Caro direttore, purtroppo avevo ragione, quando alcune settimane fa proposi che la nostra Rai tornasse a chiamarsi Eiar, come ai tempi del fascismo. La Rai, e soprattutto il TG1, per forza di cose, è sempre stata filogovernativa, ma mai in modo sfacciato (al limite del ridicolo) come da quando impera Giuseppe Conte. Ne abbiamo avuta una riprova giovedì 17 dicembre, quando la nuova Eiar ha dato la notizia della “liberazione” dei pescatori italiani, prigionieri per più di 100 giorni di un governo illegittimo libico. Rai/Eiar ha dato un risalto enorme alla notizia, magnificando l’opera del governo, intervistando il nostro grande ministro degli Esteri, che per l’occasione si è persino tolto la mascherina per farsi vedere meglio, sentendo i parenti dei pescatori per far loro gridare viva Conte, viva Di Maio. Rai/Eiar ha fatto passare l’episodio come una grande vittoria italiana. Peccato che si sia dimenticata di dire (o anche solo di accennare) che tale “vittoria” è stata il frutto di una penosa e vergognosa sconfitta politica: il riconoscimento di una autorità libica che non ha alcuna legittimità. Probabilmente, non è stato pagato alcun riscatto in termini economici, ma l’Italia ha sicuramente pagato un pesante riscatto politico, che la rende sempre più debole e risibile sul complicato scacchiere internazionale. Sola una Eiar poteva magnificare l’impresa dei due pellegrini in Libia, dove sono andati solo per cedere, di fronte a tutto il mondo, alla richiesta di un usurpatore. Naturalmente, siamo tutti molto felici che i pescatori siano tornati alle loro combattive famiglie, ma non era il caso di cantare vittoria, come ha fatto la nostra radio-tv di regime. La quale è sempre prona alla richiesta di spazio pubblicitario richiesto da Giuseppi, come è capitato in occasione di ogni Dpcm e non solo.
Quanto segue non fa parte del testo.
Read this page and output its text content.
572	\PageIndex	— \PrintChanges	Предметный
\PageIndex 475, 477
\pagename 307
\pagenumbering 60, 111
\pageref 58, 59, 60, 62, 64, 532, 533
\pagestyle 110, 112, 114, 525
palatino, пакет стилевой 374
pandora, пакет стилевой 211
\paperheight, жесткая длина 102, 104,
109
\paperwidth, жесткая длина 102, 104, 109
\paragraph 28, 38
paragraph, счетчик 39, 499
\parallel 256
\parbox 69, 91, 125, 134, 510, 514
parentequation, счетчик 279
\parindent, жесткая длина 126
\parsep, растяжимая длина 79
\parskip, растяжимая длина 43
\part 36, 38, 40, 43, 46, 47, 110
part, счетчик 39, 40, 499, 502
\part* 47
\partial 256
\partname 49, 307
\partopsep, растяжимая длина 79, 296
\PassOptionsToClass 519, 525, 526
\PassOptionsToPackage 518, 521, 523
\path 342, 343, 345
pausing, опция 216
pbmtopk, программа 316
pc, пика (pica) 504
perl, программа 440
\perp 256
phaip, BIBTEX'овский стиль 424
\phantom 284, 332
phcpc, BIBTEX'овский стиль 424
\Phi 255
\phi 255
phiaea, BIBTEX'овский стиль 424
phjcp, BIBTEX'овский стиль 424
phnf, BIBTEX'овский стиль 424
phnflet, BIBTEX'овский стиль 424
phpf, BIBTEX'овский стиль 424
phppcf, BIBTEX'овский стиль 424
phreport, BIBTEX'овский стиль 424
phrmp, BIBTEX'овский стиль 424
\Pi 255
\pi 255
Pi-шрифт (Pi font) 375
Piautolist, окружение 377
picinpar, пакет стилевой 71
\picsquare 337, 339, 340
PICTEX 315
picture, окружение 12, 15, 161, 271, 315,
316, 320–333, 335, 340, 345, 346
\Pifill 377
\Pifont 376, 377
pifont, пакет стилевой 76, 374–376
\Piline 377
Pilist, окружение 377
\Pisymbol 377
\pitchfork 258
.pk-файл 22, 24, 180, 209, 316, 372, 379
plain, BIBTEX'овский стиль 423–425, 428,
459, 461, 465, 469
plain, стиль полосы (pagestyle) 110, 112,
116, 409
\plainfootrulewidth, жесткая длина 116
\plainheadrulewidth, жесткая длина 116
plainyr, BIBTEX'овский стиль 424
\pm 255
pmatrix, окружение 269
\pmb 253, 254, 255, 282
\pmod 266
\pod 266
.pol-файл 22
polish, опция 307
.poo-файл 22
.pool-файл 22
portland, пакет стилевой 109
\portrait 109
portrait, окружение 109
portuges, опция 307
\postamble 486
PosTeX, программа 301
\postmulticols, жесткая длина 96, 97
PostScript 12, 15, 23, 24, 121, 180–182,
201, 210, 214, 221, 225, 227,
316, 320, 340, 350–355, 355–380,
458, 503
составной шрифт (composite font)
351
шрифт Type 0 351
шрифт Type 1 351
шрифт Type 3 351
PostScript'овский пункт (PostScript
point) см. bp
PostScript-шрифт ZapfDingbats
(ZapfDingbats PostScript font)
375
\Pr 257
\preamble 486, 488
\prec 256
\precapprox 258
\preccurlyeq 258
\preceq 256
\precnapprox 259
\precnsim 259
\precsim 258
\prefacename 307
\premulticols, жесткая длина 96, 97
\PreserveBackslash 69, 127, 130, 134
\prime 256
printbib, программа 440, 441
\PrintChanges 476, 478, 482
Esiste, dunque e come, il problema Rai, che, però, si inserisce nel tema più vasto del modo con cui i mezzi di comunicazione ci “governano” o tentano di farlo. Lo fanno, sia comunicando solo ciò che vogliono e come vogliono, sia (e forse soprattutto) tacendo ciò che vogliono censurare. Nel caso appena citato, per esempio, Rai&Company hanno volutamente taciuto il riscatto politico pagato dall’Italia alla Libia. Insomma, è come se ci fosse un patto tacito tra la stragrande maggioranza dei mass media, patto sigillato in nome del “politicamente corretto”, che obbliga ad obbedire acriticamente ad un pensiero unico sempre più opprimente. Appare sempre più grande, dunque, il problema della libertà reale che regge le nostre democrazie, perché, a lungo andare, non resiste una libertà senza verità. Senza verità, crediamo di essere liberi, ma, in sostanza, ci chiniamo inconsciamente al Sovrano di turno. Meno male che, almeno, c’è Tempi, che costituisce un’isola di libera verità. Collaboriamo tutti perché l’isola diventi un intero continente. Buon lavoro, dunque, oltre che Buon Natale.